Ale w tym cały pędzie, robisz wszystko na odwrót. Wychowujesz dziecko bez radości z zabawy, bo nie ma nią czasu. Bez kontaktu z rówieśnikami, bo albo są tak samo zabiegani, albo nie ma dla nich znowu czasu. Dziecko sfrustrowane wysoko postawioną poprzeczka. Dziecko zmęczone i nieszczęśliwe. Dziecko, które w przyszłości będzie perfekcjonistą – co prędzej, czy później je wykończy. Korpo-dziecko, które będzie w życiu dorosłym, tak samo jak Ty, chciało więcej i więcej. A chciałeś przecież dobrze!
Rozwój z umiarem
Nie jestem przeciwniczką zajęć dodatkowych dla dzieci i cieszę się, że mamy dziś tak duży ich wybór. Sama też, przez ostatni miesiąc myślałam, myślałam i zastanawiałam się – czy w ogóle, albo gdzie zapisać naszego pięciolatka. Powód – rozpiera go energia, a za oknem ziąb, wiatr i deszcz. I ku uciesze sąsiadów, że nie będą musieli już słuchać tak intensywnych meczy w naszym przedpokoju. I ku naszej uciesze – rodziców, że dziecko wyszaleje się pod okiem trenera w towarzystwie rówieśników na profesjonalnym boisku piłkarskim. Postanowiliśmy zapisać go na piłkę nożną – trening raz w tygodniu przez 1,5h.

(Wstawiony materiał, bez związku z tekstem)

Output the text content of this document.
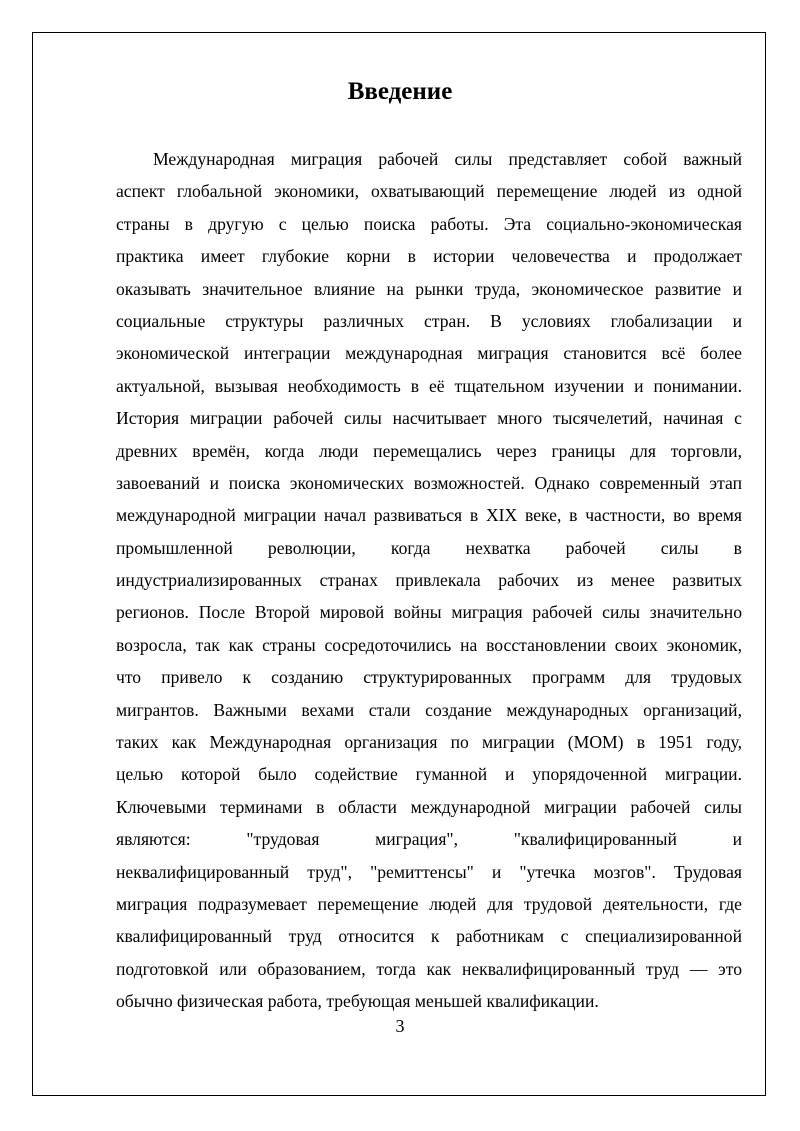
Введение
Международная миграция рабочей силы представляет собой важный
аспект глобальной экономики, охватывающий перемещение людей из одной
страны в другую с целью поиска работы. Эта социально-экономическая
практика имеет глубокие корни в истории человечества и продолжает
оказывать значительное влияние на рынки труда, экономическое развитие и
социальные структуры различных стран. В условиях глобализации и
экономической интеграции международная миграция становится всё более
актуальной, вызывая необходимость в её тщательном изучении и понимании.
История миграции рабочей силы насчитывает много тысячелетий, начиная с
древних времён, когда люди перемещались через границы для торговли,
завоеваний и поиска экономических возможностей. Однако современный этап
международной миграции начал развиваться в XIX веке, в частности, во время
промышленной революции, когда нехватка рабочей силы в
индустриализированных странах привлекала рабочих из менее развитых
регионов. После Второй мировой войны миграция рабочей силы значительно
возросла, так как страны сосредоточились на восстановлении своих экономик,
что привело к созданию структурированных программ для трудовых
мигрантов. Важными вехами стали создание международных организаций,
таких как Международная организация по миграции (МОМ) в 1951 году,
целью которой было содействие гуманной и упорядоченной миграции.
Ключевыми терминами в области международной миграции рабочей силы
являются: "трудовая миграция", "квалифицированный и
неквалифицированный труд", "ремиттенсы" и "утечка мозгов". Трудовая
миграция подразумевает перемещение людей для трудовой деятельности, где
квалифицированный труд относится к работникам с специализированной
подготовкой или образованием, тогда как неквалифицированный труд — это
обычно физическая работа, требующая меньшей квалификации.
3
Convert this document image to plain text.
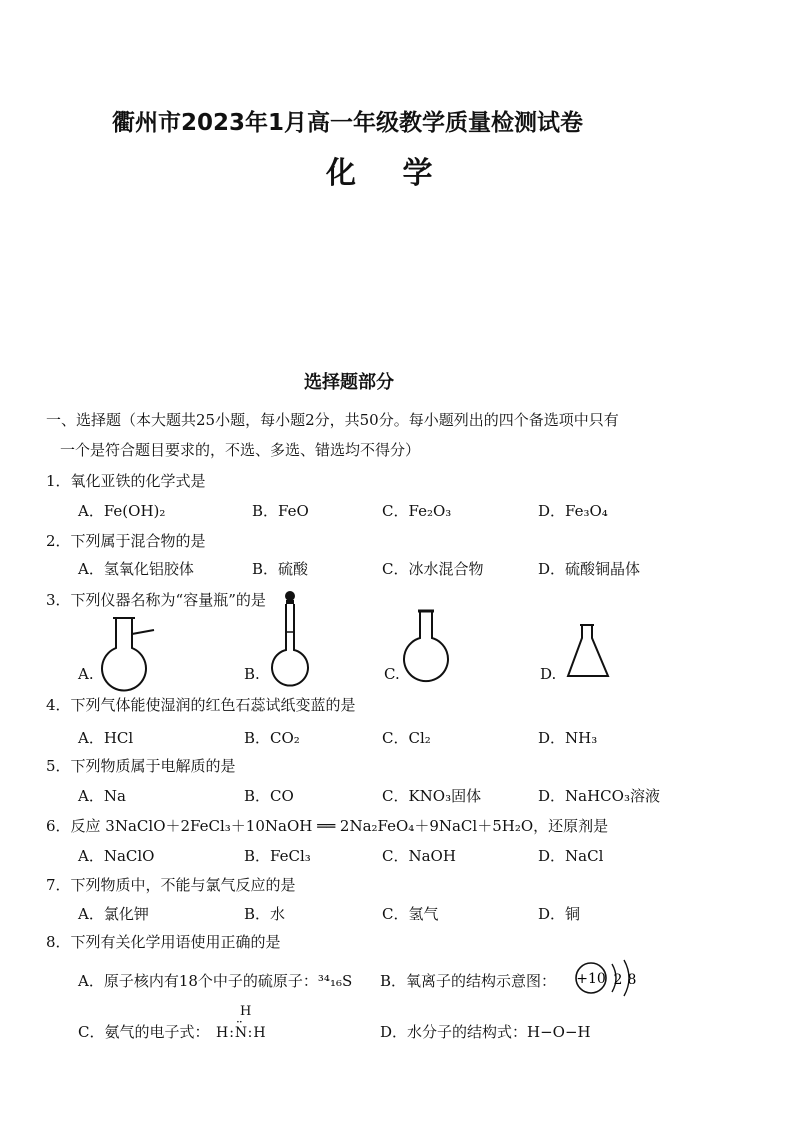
衢州市2023年1月高一年级教学质量检测试卷
化 学
选择题部分
一、选择题（本大题共25小题，每小题2分，共50分。每小题列出的四个备选项中只有
一个是符合题目要求的，不选、多选、错选均不得分）
1．氧化亚铁的化学式是
A．Fe(OH)₂	B．FeO	C．Fe₂O₃	D．Fe₃O₄
2．下列属于混合物的是
A．氢氧化铝胶体	B．硫酸	C．冰水混合物	D．硫酸铜晶体
3．下列仪器名称为“容量瓶”的是
A.	B.	C.	D.
4．下列气体能使湿润的红色石蕊试纸变蓝的是
A．HCl	B．CO₂	C．Cl₂	D．NH₃
5．下列物质属于电解质的是
A．Na	B．CO	C．KNO₃固体	D．NaHCO₃溶液
6．反应 3NaClO＋2FeCl₃＋10NaOH ══ 2Na₂FeO₄＋9NaCl＋5H₂O，还原剂是
A．NaClO	B．FeCl₃	C．NaOH	D．NaCl
7．下列物质中，不能与氯气反应的是
A．氯化钾	B．水	C．氢气	D．铜
8．下列有关化学用语使用正确的是
A．原子核内有18个中子的硫原子：³⁴₁₆S B．氧离子的结构示意图： +10 2 8
C．氨气的电子式：
H
··
H:N:H	D．水分子的结构式：H−O−H
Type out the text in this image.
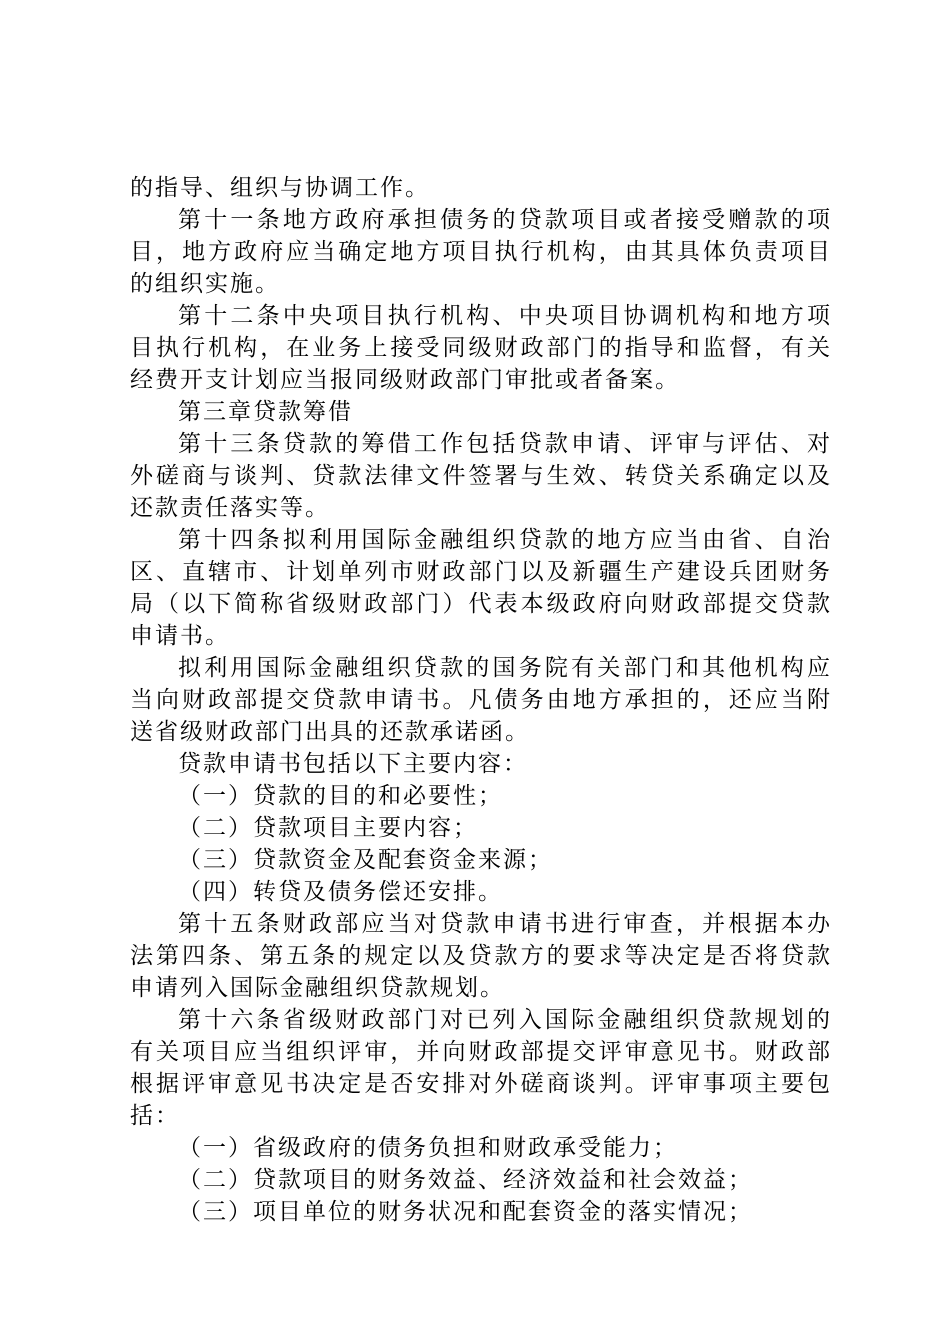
的指导、组织与协调工作。
第十一条地方政府承担债务的贷款项目或者接受赠款的项
目，地方政府应当确定地方项目执行机构，由其具体负责项目
的组织实施。
第十二条中央项目执行机构、中央项目协调机构和地方项
目执行机构，在业务上接受同级财政部门的指导和监督，有关
经费开支计划应当报同级财政部门审批或者备案。
第三章贷款筹借
第十三条贷款的筹借工作包括贷款申请、评审与评估、对
外磋商与谈判、贷款法律文件签署与生效、转贷关系确定以及
还款责任落实等。
第十四条拟利用国际金融组织贷款的地方应当由省、自治
区、直辖市、计划单列市财政部门以及新疆生产建设兵团财务
局（以下简称省级财政部门）代表本级政府向财政部提交贷款
申请书。
拟利用国际金融组织贷款的国务院有关部门和其他机构应
当向财政部提交贷款申请书。凡债务由地方承担的，还应当附
送省级财政部门出具的还款承诺函。
贷款申请书包括以下主要内容：
（一）贷款的目的和必要性；
（二）贷款项目主要内容；
（三）贷款资金及配套资金来源；
（四）转贷及债务偿还安排。
第十五条财政部应当对贷款申请书进行审查，并根据本办
法第四条、第五条的规定以及贷款方的要求等决定是否将贷款
申请列入国际金融组织贷款规划。
第十六条省级财政部门对已列入国际金融组织贷款规划的
有关项目应当组织评审，并向财政部提交评审意见书。财政部
根据评审意见书决定是否安排对外磋商谈判。评审事项主要包
括：
（一）省级政府的债务负担和财政承受能力；
（二）贷款项目的财务效益、经济效益和社会效益；
（三）项目单位的财务状况和配套资金的落实情况；
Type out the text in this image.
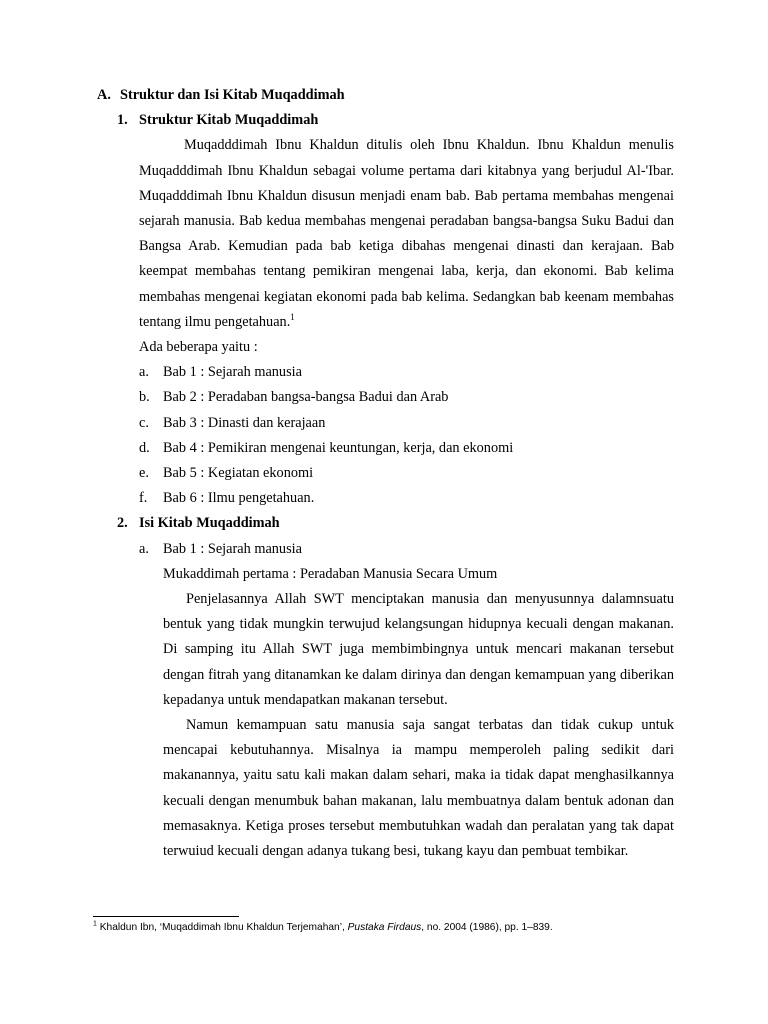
A. Struktur dan Isi Kitab Muqaddimah
1. Struktur Kitab Muqaddimah
Muqadddimah Ibnu Khaldun ditulis oleh Ibnu Khaldun. Ibnu Khaldun menulis Muqadddimah Ibnu Khaldun sebagai volume pertama dari kitabnya yang berjudul Al-'Ibar. Muqadddimah Ibnu Khaldun disusun menjadi enam bab. Bab pertama membahas mengenai sejarah manusia. Bab kedua membahas mengenai peradaban bangsa-bangsa Suku Badui dan Bangsa Arab. Kemudian pada bab ketiga dibahas mengenai dinasti dan kerajaan. Bab keempat membahas tentang pemikiran mengenai laba, kerja, dan ekonomi. Bab kelima membahas mengenai kegiatan ekonomi pada bab kelima. Sedangkan bab keenam membahas tentang ilmu pengetahuan.$^1$
Ada beberapa yaitu :
a. Bab 1 : Sejarah manusia
b. Bab 2 : Peradaban bangsa-bangsa Badui dan Arab
c. Bab 3 : Dinasti dan kerajaan
d. Bab 4 : Pemikiran mengenai keuntungan, kerja, dan ekonomi
e. Bab 5 : Kegiatan ekonomi
f. Bab 6 : Ilmu pengetahuan.
2. Isi Kitab Muqaddimah
a. Bab 1 : Sejarah manusia
Mukaddimah pertama : Peradaban Manusia Secara Umum
Penjelasannya Allah SWT menciptakan manusia dan menyusunnya dalamnsuatu bentuk yang tidak mungkin terwujud kelangsungan hidupnya kecuali dengan makanan. Di samping itu Allah SWT juga membimbingnya untuk mencari makanan tersebut dengan fitrah yang ditanamkan ke dalam dirinya dan dengan kemampuan yang diberikan kepadanya untuk mendapatkan makanan tersebut.
Namun kemampuan satu manusia saja sangat terbatas dan tidak cukup untuk mencapai kebutuhannya. Misalnya ia mampu memperoleh paling sedikit dari makanannya, yaitu satu kali makan dalam sehari, maka ia tidak dapat menghasilkannya kecuali dengan menumbuk bahan makanan, lalu membuatnya dalam bentuk adonan dan memasaknya. Ketiga proses tersebut membutuhkan wadah dan peralatan yang tak dapat terwuiud kecuali dengan adanya tukang besi, tukang kayu dan pembuat tembikar.
$^1$ Khaldun Ibn, ‘Muqaddimah Ibnu Khaldun Terjemahan’, Pustaka Firdaus, no. 2004 (1986), pp. 1–839.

A że w ramach zajęć przedszkolnych, syn uczęszcza na karate, to dorzuciłam mu w ramach jednej ceny, dodatkowy trening raz w tygodniu. Więc totalnie na sportowo, w sumie 2,5 godziny dodatkowych zajęć dla pięciolatka. Czy to dużo, czy mało? Poobserwuję. Jak będzie zmęczony tą intensywnością, to z miesiąca na miesiąc można z czegoś zrezygnować. A jak będzie mu to sprawiać frajdę i da radę – to super dla niego.
Ale nie zdecydowałabym się już na dodatkową naukę języka obcego, robotyki, czy inne zajęcia. Byłoby za dużo. A dodatkowo to słono kosztuje.
Nie oszukujmy się, każde takie zajęcia ekstra dla naszej pociechy, też ekstra kosztują – od 80 zł za miesiąc zajęć, raz w tygodniu, wzwyż. Dlatego nie widzę sensu w przeciążaniu małego człowieka ich ilością, bo ani to opłacalne, ani rozwojowe dla jego samego. Bo dziecko zmęczone marzy tylko o jednym – żeby odpocząć, a nie chłonąć nowe słówka z angielskiego.
Jeżeli chcemy dobrze dla naszych dzieci, słuchajmy ich. Obserwujmy, co im daje radość. Dozujmy zajęcia dodatkowe tak, żeby starczyło jeszcze na zabawę i lenistwo. Bo dziecko szczęśliwe to dziecko zdrowe. A zabawa i nuda świetnie rozwijają! Potwierdzone naukowo.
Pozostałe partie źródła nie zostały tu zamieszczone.